Aby stadnina koni w Janowie Podlaskim została uznana za Pomnik Historii rozporządzenie musi podpisać Prezydent RP. A kiedy to nastąpi, nie wiadomo.
– Wniosek rozpatrywany był przez Radę Ochrony Zabytków przy Ministrze Kultury i Dziedzictwa Narodowego na posiedzeniu w dniach 23 i 24 lutego. Uzyskał pozytywną rekomendację, ale nie otrzymaliśmy jeszcze oficjalnej informacji w postaci uchwały – przyznaje Wioletta Łabuda-Iwaniak, rzecznik prasowy Narodowego Instytutu Dziedzictwa. – Kolejnym etapem będzie przygotowanie przez NID projektu rozporządzenia Prezydenta RP z uzasadnieniem i załącznikiem graficznym. Nie znamy daty kiedy pan Prezydent podpisze rozporządzenie – dodaje rzecznik.
Przypomnijmy, że z taką inicjatywą wyszedł Sławomir Pietrzak, prezes najstarszej państwowej stadniny w Polsce.

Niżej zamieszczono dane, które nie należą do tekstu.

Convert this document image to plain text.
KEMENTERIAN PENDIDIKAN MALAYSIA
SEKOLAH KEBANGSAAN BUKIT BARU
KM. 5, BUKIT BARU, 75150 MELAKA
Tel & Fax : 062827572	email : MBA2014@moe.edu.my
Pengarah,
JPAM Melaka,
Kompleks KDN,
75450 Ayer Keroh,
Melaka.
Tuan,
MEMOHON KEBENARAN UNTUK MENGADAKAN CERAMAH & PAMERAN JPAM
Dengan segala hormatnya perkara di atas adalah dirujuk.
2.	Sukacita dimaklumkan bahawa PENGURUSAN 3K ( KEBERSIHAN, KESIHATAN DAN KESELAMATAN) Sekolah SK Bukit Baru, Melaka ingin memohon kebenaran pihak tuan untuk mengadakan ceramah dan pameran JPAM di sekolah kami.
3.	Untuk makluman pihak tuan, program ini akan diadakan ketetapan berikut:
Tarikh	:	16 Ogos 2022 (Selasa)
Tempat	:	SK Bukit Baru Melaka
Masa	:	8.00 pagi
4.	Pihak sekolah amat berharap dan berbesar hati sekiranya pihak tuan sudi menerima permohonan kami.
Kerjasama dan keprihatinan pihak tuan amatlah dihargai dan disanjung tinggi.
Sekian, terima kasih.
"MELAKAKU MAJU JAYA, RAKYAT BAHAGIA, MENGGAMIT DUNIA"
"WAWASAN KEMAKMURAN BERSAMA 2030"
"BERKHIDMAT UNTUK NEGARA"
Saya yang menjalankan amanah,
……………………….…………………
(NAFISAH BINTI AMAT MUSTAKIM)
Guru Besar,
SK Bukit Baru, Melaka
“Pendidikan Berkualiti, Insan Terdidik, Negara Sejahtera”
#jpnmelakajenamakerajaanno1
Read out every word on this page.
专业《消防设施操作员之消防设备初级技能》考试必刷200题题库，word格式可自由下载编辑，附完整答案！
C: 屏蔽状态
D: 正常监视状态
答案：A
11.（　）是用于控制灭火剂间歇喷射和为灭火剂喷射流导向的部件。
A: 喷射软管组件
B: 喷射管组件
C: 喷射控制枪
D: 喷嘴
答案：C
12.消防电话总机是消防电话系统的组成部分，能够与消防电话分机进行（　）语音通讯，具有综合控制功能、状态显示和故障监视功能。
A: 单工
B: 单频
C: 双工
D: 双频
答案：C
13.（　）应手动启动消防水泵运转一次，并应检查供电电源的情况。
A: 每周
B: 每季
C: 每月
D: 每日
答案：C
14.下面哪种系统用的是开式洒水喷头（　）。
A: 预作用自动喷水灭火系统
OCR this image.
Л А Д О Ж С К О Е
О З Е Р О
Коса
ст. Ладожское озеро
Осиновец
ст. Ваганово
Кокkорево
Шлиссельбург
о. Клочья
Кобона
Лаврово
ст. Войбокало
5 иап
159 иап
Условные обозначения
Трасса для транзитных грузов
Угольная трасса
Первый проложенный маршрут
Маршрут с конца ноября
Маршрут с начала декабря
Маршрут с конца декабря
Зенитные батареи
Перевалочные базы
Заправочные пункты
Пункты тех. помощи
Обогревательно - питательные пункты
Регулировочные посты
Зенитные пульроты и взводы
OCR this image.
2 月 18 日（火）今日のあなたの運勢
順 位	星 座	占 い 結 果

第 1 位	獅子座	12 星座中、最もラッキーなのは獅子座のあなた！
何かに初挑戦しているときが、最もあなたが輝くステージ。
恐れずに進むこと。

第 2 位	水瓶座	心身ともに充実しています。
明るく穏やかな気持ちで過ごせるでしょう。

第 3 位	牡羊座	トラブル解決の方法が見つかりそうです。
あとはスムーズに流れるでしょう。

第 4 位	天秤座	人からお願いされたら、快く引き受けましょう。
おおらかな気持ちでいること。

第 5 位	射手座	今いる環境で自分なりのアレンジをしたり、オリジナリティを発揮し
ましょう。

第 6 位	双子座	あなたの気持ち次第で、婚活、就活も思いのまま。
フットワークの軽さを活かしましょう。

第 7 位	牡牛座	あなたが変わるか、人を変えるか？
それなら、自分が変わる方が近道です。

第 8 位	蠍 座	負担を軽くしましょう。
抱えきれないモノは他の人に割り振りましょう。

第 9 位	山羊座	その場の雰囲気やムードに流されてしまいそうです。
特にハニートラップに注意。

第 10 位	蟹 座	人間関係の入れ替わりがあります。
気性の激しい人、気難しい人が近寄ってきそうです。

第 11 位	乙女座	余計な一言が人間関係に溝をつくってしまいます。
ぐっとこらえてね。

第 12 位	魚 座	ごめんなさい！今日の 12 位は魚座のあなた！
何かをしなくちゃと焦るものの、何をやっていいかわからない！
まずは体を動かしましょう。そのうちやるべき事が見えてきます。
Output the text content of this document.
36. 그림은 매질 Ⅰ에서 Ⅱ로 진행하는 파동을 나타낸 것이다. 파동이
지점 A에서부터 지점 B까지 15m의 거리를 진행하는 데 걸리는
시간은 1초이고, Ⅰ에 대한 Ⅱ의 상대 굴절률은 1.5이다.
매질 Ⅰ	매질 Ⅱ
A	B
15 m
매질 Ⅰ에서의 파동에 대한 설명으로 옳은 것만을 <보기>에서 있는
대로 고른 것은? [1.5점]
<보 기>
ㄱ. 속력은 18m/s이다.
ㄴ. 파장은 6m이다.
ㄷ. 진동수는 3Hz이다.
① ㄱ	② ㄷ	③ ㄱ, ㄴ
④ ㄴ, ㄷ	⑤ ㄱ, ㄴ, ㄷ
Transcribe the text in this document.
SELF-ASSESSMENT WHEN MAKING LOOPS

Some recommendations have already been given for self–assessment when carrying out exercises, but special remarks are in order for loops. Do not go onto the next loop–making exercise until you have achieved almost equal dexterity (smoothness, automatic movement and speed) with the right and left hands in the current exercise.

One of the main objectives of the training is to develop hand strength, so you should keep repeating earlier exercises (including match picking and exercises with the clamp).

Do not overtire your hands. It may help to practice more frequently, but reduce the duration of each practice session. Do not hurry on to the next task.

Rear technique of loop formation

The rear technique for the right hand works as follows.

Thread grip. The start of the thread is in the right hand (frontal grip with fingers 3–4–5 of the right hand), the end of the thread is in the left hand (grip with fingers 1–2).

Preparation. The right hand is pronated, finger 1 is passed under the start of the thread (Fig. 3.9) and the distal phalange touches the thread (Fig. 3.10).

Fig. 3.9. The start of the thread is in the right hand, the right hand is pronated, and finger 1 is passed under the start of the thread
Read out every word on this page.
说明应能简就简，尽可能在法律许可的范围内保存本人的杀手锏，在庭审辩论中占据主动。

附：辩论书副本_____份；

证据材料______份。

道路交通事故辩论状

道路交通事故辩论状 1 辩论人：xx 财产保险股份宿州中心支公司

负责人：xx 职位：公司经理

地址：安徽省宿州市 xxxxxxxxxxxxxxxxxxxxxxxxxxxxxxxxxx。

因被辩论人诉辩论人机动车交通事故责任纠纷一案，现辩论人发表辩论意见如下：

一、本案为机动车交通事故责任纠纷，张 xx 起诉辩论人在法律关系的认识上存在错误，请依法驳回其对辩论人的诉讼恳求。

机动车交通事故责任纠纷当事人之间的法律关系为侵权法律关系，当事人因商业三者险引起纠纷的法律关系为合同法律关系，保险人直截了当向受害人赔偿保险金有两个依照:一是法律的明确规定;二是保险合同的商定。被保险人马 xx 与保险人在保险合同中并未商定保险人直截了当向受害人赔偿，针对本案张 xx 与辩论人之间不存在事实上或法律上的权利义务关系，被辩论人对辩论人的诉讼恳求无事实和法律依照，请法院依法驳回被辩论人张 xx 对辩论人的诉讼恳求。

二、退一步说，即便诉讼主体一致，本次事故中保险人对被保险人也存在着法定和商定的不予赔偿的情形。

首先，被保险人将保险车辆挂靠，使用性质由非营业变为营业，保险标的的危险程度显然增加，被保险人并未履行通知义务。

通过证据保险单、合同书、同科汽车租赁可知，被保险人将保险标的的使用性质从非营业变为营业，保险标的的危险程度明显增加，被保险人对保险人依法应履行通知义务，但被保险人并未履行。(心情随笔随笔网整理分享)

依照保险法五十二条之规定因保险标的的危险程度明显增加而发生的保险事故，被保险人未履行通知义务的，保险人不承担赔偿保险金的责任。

– Wszystkie warunki są spełnione. To dla nas ważna sprawa. Bo Pomnik Historii jako zabytek kultury może liczyć na regularne wsparcie finansowe – podkreśla Pietrzak.
W tym roku stadnina obchodzi swoje 200-lecie i kierownictwo liczy, że procedura będzie sformalizowana do głównych obchodów w sierpniu.
Obecnie w województwie lubelskim za Pomniki Historii uznane są: Kazimierz Dolny, zespół pałacowo-parkowy w Kozłówce, stare miasto w Lublinie i zespół zabytkowy w Zamościu.
– Na terenie działania bialskiej delegatury Wojewódzkiego Urzędu Ochrony Zabytków byłby to pierwszy Pomnik Historii. To przede wszystkim honorowe wyróżnienie. Bo zakłada się że w Polsce nie będzie więcej niż 100 takich pomników. To obiekty szczególnie ważne dla kultury narodowej, takie którymi możemy się poszczycić – zaznacza Jan Maraśkiewicz, konserwator zabytków w Białej Podlaskiej.
Władze stadniny zamierzają później starać się o jeszcze wyższy poziom, tzn. wpis na listę UNESCO. – Moim zdaniem, szanse są spore. Wówczas we wniosku należałoby akcentować tradycje hodowlane – stwierdza konserwator.